Gary Hardke, Cannon Power Group's president, expects producers to pour in $1 billion for every 500MW installed, adding that 3GW of wind power could come online by 2015. These estimates are three times what the windy region bordering California has received in the 2005-2010 period.
So far, 70MW is in operation but this is about to change as Cannon and several other US and Spanish utilities break ground on more than 2GW of projects. While Mexico's grid will consume some of this output, the majority is expected to be exported to California, which has fallen behind in its ambitious renewable power agenda.
The upcoming projects include an 800MW wind park that will be developed by Spain's Union Fenosa and US-based Sempra Energy, mainly for export. Fuerza Eolica also plans to install 400MW, while Cannon, in partnership with Spanish wind giant Gamesa, hopes to start up as much as 1GW by 2014.
The project's first phase is on track to break ground in 18 months.
Echoing other observers, Hardke says California's saturated wind market and difficult permit environment, coupled with Baja's untapped wind resource, will drive foreign utilities to the market.
"There are no wind resources available in California like we have in Baja," Hardke said. "There is a huge corridor along the mountain range that is still untapped."
That resource in the peninsula bordering southern California - which stretches 10 miles wide and 80 miles long - has 10GW (and possibly even 20GW) of commercially viable wind-power potential, observers say.
Dirk Matthys, Gamesa's North American CEO, said Hardke's estimates were feasible but that the transmission network connecting Mexico with California must be expanded to spur further investment.
Currently, there are two transmission lines linking the two countries, but Sempra Energy's Sunrise Powerlink is expected to build a line in California in 2012 that will increase the transfer capability between Baja and California.
Mexico, alongside Brazil, is one of the key markets for Gamesa in Latin America and the company is looking to establish a manufacturing site in the next 12 months, Matthys says. This could entail either a wind turbine and tower factory, or a combination of both, but would not provide more details, he adds.
Gamesa is looking for new contracts to supply turbines for the upcoming projects but is also building its own wind park in the region of Oaxaca, Mexico, where several developers plan to install as much as 2GW in three years.
The scheduled projects will export much of their energy to California.
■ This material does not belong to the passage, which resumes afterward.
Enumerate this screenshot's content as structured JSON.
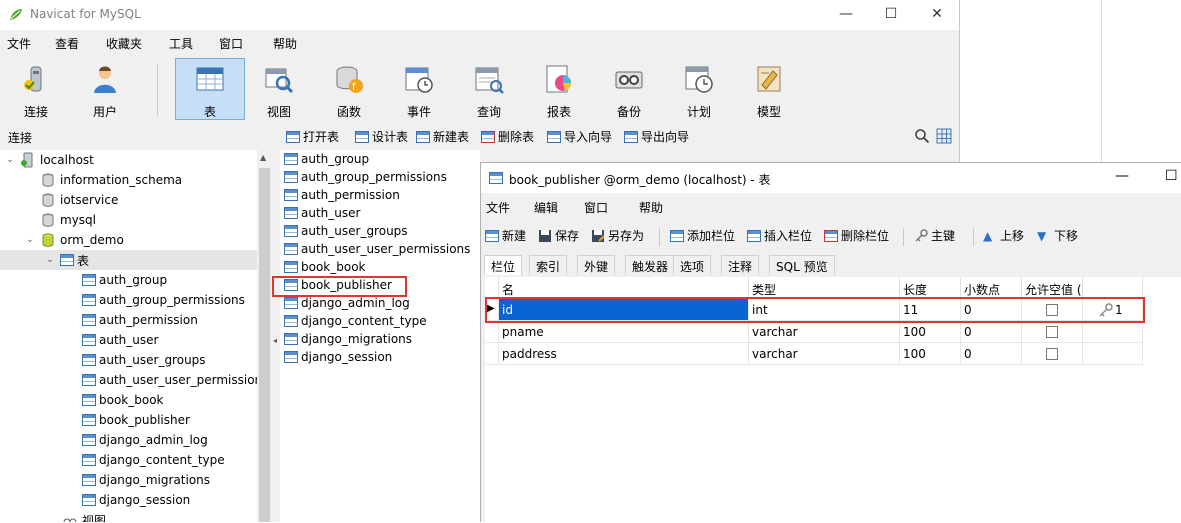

This energy, in addition to that installed in California itself, could equal up to 5GW of wind capacity by 2015 and as much as 8GW-12GW by 2020.
While California's difficult permit environment will make Baja a more attractive production destination, "it's not quite on the map yet", notes Nancy Rader, executive director of the Californian Wind Energy Association. Hardly any power purchase agreements have been signed to import its power, she says, and the international transmission network needs to be widened.
Hardke said Mexico's permit process is "a lot more efficient and quicker" than California's where multiple agencies have "overlapping and contradictory" requirements. "California's legislature is working hard to streamline the process and they ought to be applauded for it. Still, the permitting process remains very laborious," Hardke adds. Permit approvals can take years in the US and just months in Mexico.